Anonymous wrote:How funny that so many people here called OP stupid and incompetent and themselves do not agree on what is the “correct” way to do it. This is the case in point- the approach of assigning grade in AP classes varies from school to school and even teacher to teacher. I have met many AP teachers who’d say “I do it this way:…” and never met an AP teacher who said “in our county we do it this way:..”. And up to today you might have thought “ it is obvious” , but what is obvious that it is not! It usually comes down to what school/department agenda and what is suitable for their student body. And sometimes in singleton classes in school that has other priorities it is left to the teacher to decide.

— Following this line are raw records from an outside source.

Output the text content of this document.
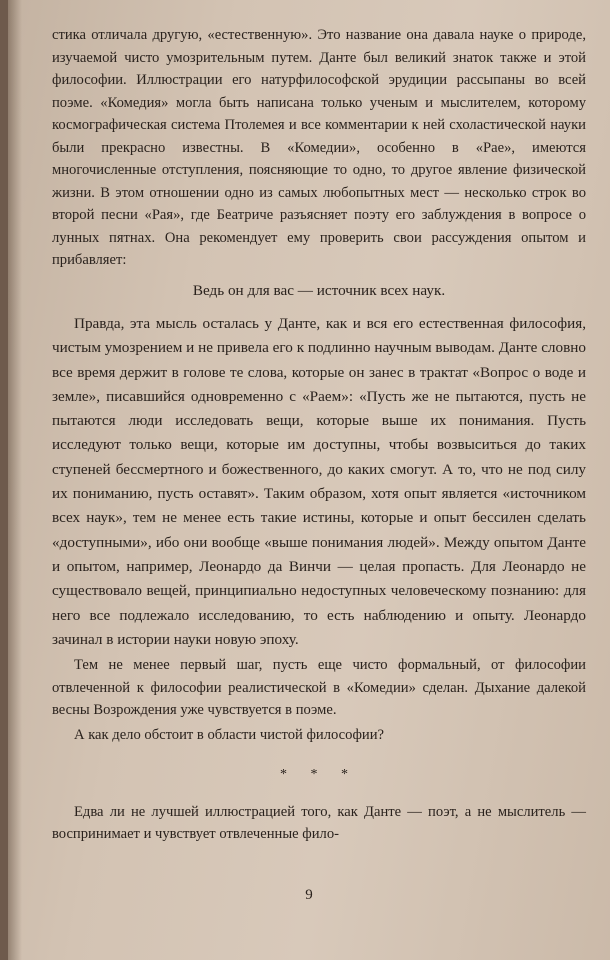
стика отличала другую, «естественную». Это название она давала науке о природе, изучаемой чисто умозрительным путем. Данте был великий знаток также и этой философии. Иллюстрации его натурфилософской эрудиции рассыпаны во всей поэме. «Комедия» могла быть написана только ученым и мыслителем, которому космографическая система Птолемея и все комментарии к ней схоластической науки были прекрасно известны. В «Комедии», особенно в «Рае», имеются многочисленные отступления, поясняющие то одно, то другое явление физической жизни. В этом отношении одно из самых любопытных мест — несколько строк во второй песни «Рая», где Беатриче разъясняет поэту его заблуждения в вопросе о лунных пятнах. Она рекомендует ему проверить свои рассуждения опытом и прибавляет:

Ведь он для вас — источник всех наук.

Правда, эта мысль осталась у Данте, как и вся его естественная философия, чистым умозрением и не привела его к подлинно научным выводам. Данте словно все время держит в голове те слова, которые он занес в трактат «Вопрос о воде и земле», писавшийся одновременно с «Раем»: «Пусть же не пытаются, пусть не пытаются люди исследовать вещи, которые выше их понимания. Пусть исследуют только вещи, которые им доступны, чтобы возвыситься до таких ступеней бессмертного и божественного, до каких смогут. А то, что не под силу их пониманию, пусть оставят». Таким образом, хотя опыт является «источником всех наук», тем не менее есть такие истины, которые и опыт бессилен сделать «доступными», ибо они вообще «выше понимания людей». Между опытом Данте и опытом, например, Леонардо да Винчи — целая пропасть. Для Леонардо не существовало вещей, принципиально недоступных человеческому познанию: для него все подлежало исследованию, то есть наблюдению и опыту. Леонардо зачинал в истории науки новую эпоху.

Тем не менее первый шаг, пусть еще чисто формальный, от философии отвлеченной к философии реалистической в «Комедии» сделан. Дыхание далекой весны Возрождения уже чувствуется в поэме.

А как дело обстоит в области чистой философии?

* * *

Едва ли не лучшей иллюстрацией того, как Данте — поэт, а не мыслитель — воспринимает и чувствует отвлеченные фило-

9
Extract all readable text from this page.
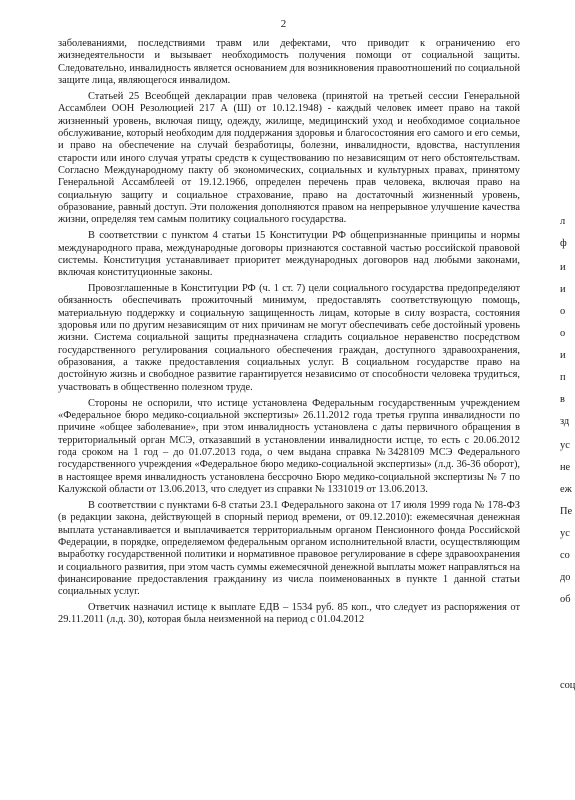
2

заболеваниями, последствиями травм или дефектами, что приводит к ограничению его жизнедеятельности и вызывает необходимость получения помощи от социальной защиты. Следовательно, инвалидность является основанием для возникновения правоотношений по социальной защите лица, являющегося инвалидом.

Статьей 25 Всеобщей декларации прав человека (принятой на третьей сессии Генеральной Ассамблеи ООН Резолюцией 217 А (Ш) от 10.12.1948) - каждый человек имеет право на такой жизненный уровень, включая пищу, одежду, жилище, медицинский уход и необходимое социальное обслуживание, который необходим для поддержания здоровья и благосостояния его самого и его семьи, и право на обеспечение на случай безработицы, болезни, инвалидности, вдовства, наступления старости или иного случая утраты средств к существованию по независящим от него обстоятельствам. Согласно Международному пакту об экономических, социальных и культурных правах, принятому Генеральной Ассамблеей от 19.12.1966, определен перечень прав человека, включая право на социальную защиту и социальное страхование, право на достаточный жизненный уровень, образование, равный доступ. Эти положения дополняются правом на непрерывное улучшение качества жизни, определяя тем самым политику социального государства.

В соответствии с пунктом 4 статьи 15 Конституции РФ общепризнанные принципы и нормы международного права, международные договоры признаются составной частью российской правовой системы. Конституция устанавливает приоритет международных договоров над любыми законами, включая конституционные законы.

Провозглашенные в Конституции РФ (ч. 1 ст. 7) цели социального государства предопределяют обязанность обеспечивать прожиточный минимум, предоставлять соответствующую помощь, материальную поддержку и социальную защищенность лицам, которые в силу возраста, состояния здоровья или по другим независящим от них причинам не могут обеспечивать себе достойный уровень жизни. Система социальной защиты предназначена сгладить социальное неравенство посредством государственного регулирования социального обеспечения граждан, доступного здравоохранения, образования, а также предоставления социальных услуг. В социальном государстве право на достойную жизнь и свободное развитие гарантируется независимо от способности человека трудиться, участвовать в общественно полезном труде.

Стороны не оспорили, что истице установлена Федеральным государственным учреждением «Федеральное бюро медико-социальной экспертизы» 26.11.2012 года третья группа инвалидности по причине «общее заболевание», при этом инвалидность установлена с даты первичного обращения в территориальный орган МСЭ, отказавший в установлении инвалидности истце, то есть с 20.06.2012 года сроком на 1 год – до 01.07.2013 года, о чем выдана справка №3428109 МСЭ Федерального государственного учреждения «Федеральное бюро медико-социальной экспертизы» (л.д. 36-36 оборот), в настоящее время инвалидность установлена бессрочно Бюро медико-социальной экспертизы № 7 по Калужской области от 13.06.2013, что следует из справки № 1331019 от 13.06.2013.

В соответствии с пунктами 6-8 статьи 23.1 Федерального закона от 17 июля 1999 года № 178-ФЗ (в редакции закона, действующей в спорный период времени, от 09.12.2010): ежемесячная денежная выплата устанавливается и выплачивается территориальным органом Пенсионного фонда Российской Федерации, в порядке, определяемом федеральным органом исполнительной власти, осуществляющим выработку государственной политики и нормативное правовое регулирование в сфере здравоохранения и социального развития, при этом часть суммы ежемесячной денежной выплаты может направляться на финансирование предоставления гражданину из числа поименованных в пункте 1 данной статьи социальных услуг.

Ответчик назначил истице к выплате ЕДВ – 1534 руб. 85 коп., что следует из распоряжения от 29.11.2011 (л.д. 30), которая была неизменной на период с 01.04.2012

л
ф
и
и
о
о
и
п
в
зд
ус
не
еж
Пе
ус
со
до
об
соц
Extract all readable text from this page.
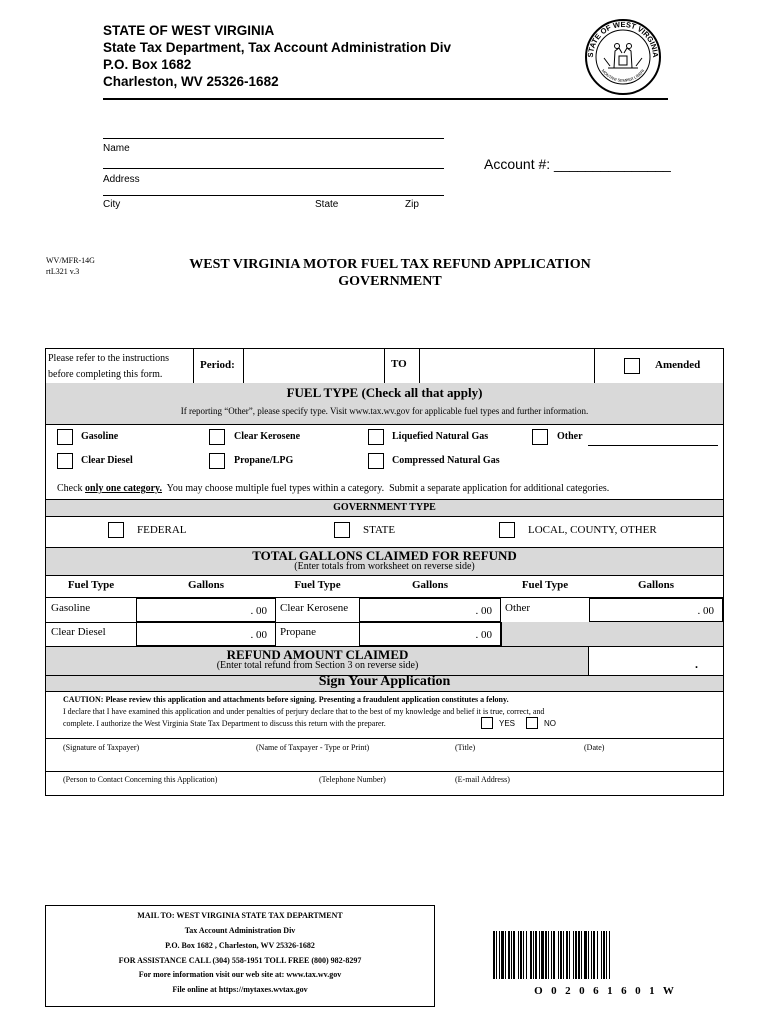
STATE OF WEST VIRGINIA
State Tax Department, Tax Account Administration Div
P.O. Box 1682
Charleston, WV 25326-1682
STATE OF WEST VIRGINIA
MONTANI SEMPER LIBERI
Name
Address
City	State	Zip
Account #: _______________
WV/MFR-14G
rtL321 v.3	WEST VIRGINIA MOTOR FUEL TAX REFUND APPLICATION
GOVERNMENT
Please refer to the instructions
before completing this form.
Period:	TO	Amended
FUEL TYPE (Check all that apply)
If reporting “Other”, please specify type. Visit www.tax.wv.gov for applicable fuel types and further information.
Gasoline	Clear Kerosene	Liquefied Natural Gas	Other
Clear Diesel	Propane/LPG	Compressed Natural Gas
Check only one category.  You may choose multiple fuel types within a category.  Submit a separate application for additional categories.
GOVERNMENT TYPE
FEDERAL	STATE	LOCAL, COUNTY, OTHER
TOTAL GALLONS CLAIMED FOR REFUND
(Enter totals from worksheet on reverse side)
Fuel Type	Gallons	Fuel Type	Gallons	Fuel Type	Gallons
Gasoline	. 00 Clear Kerosene	. 00 Other	. 00
Clear Diesel	. 00 Propane	. 00
REFUND AMOUNT CLAIMED
(Enter total refund from Section 3 on reverse side)	.
Sign Your Application
CAUTION: Please review this application and attachments before signing. Presenting a fraudulent application constitutes a felony.
I declare that I have examined this application and under penalties of perjury declare that to the best of my knowledge and belief it is true, correct, and
complete. I authorize the West Virginia State Tax Department to discuss this return with the preparer.	YES	NO
(Signature of Taxpayer)	(Name of Taxpayer - Type or Print)	(Title)	(Date)
(Person to Contact Concerning this Application)	(Telephone Number)	(E-mail Address)
MAIL TO: WEST VIRGINIA STATE TAX DEPARTMENT
Tax Account Administration Div
P.O. Box 1682 , Charleston, WV 25326-1682
FOR ASSISTANCE CALL (304) 558-1951 TOLL FREE (800) 982-8297
For more information visit our web site at: www.tax.wv.gov
File online at https://mytaxes.wvtax.gov	O  0  2  0  6  1  6  0  1  W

Anonymous wrote:Anonymous wrote:Anonymous wrote:Yes, all kids should be encouraged to take an AP Class, but not pressured. Plenty are college-ready, enough, without AP.
No, the grading should not be dumbed-down. A likely 3 on the AP Exam is a "C" in the HS class. Not likely to even pass the Exam? No way should they be getting a C in the HS AP class.
This is stupid. How you do on the exam is no indicative of how you do in the class. Those exams are a specific animal and the questions are often hard to understand (even for me reading the practice tests and I am an excellent test taker). There is not that correlation for a lot of kids.
Yes it is. This is an extremely standardized class with tons of outside standardized material. Any tutor knows exactly what chapter 4 entails. While some people aren't great test takers if you aren't probably AP classes aren't for you for one but also the class specifically teaches to this one test so they absolutely should correlate.
Anonymous wrote:Anonymous wrote:Yes, all kids should be encouraged to take an AP Class, but not pressured. Plenty are college-ready, enough, without AP.
No, the grading should not be dumbed-down. A likely 3 on the AP Exam is a "C" in the HS class. Not likely to even pass the Exam? No way should they be getting a C in the HS AP class.
This is stupid. How you do on the exam is no indicative of how you do in the class. Those exams are a specific animal and the questions are often hard to understand (even for me reading the practice tests and I am an excellent test taker). There is not that correlation for a lot of kids.
Anonymous wrote:Yes, all kids should be encouraged to take an AP Class, but not pressured. Plenty are college-ready, enough, without AP.
No, the grading should not be dumbed-down. A likely 3 on the AP Exam is a "C" in the HS class. Not likely to even pass the Exam? No way should they be getting a C in the HS AP class.
Anonymous wrote:Anonymous wrote:Mine had a very hard grader. Got a C in the class, but got a 5 on the AP exam.
My 2 had the same teacher, got the same grade, and got very different scores on the AP exam, so the grade and scores just don't always correlate.
Anonymous wrote:Mine had a very hard grader. Got a C in the class, but got a 5 on the AP exam.
Anonymous wrote:Anonymous wrote:It sounds like you are asking if 30-35% of college bound kids should get a D or F, because that’s the percent that fail the AP from you class? No. That’s ridiculous. A D or F takes a bunch of colleges off the table for juniors and can get a senior rescinded.
It depends on the subject and the high school. Physics C at TJ and AP ES at a bottom of the pack school are different things. AP Lang/Lit is core while psychology and HUG are often electives. Those things matter.
Some APs have a 50-60% fail rate some years. But, I would still wonder about a teacher where 30-35% of college bound FCPS at a HS in the top half of the pack are failing. That seems like weak teaching.
If you can get more kids to pass, absolutely do. But not sure why this requires a 4 to be a B vs, say, an A-? Or why kids who can demonstrate mastery but don’t do high pressure testing well should get a C or D when it would be an A or B I’d you pulled “aligns with AP score” out of the mix.
This is interesting, thanks for your input! Can I ask, why wouldn’t we encourage the college bound students who are failing this AP course to rethink their choices? they are failing for one of the following reasons: 1) their are overstretched with too many AP classes and/or after school commitments; or 2) they are not doing assignments and fall behind quickly; or 3) they are trying their best and doing all the work but because the class is just way too difficult/fast for them they really are only getting bits and pieces of curriculum (still learning which is great but often feel overwhelmed b/c can barely keep up). All these kids, if they do care about the grades and learning, would benefit from slowing down, may be taking lower level class this year, taking extra prep classes before trying again next year? Isn’t this a lesson to learn - make sure to not overcommit.
Teachers always try to support all students but there is only so much you can do at a higher level class of 30 students with large range of abilities.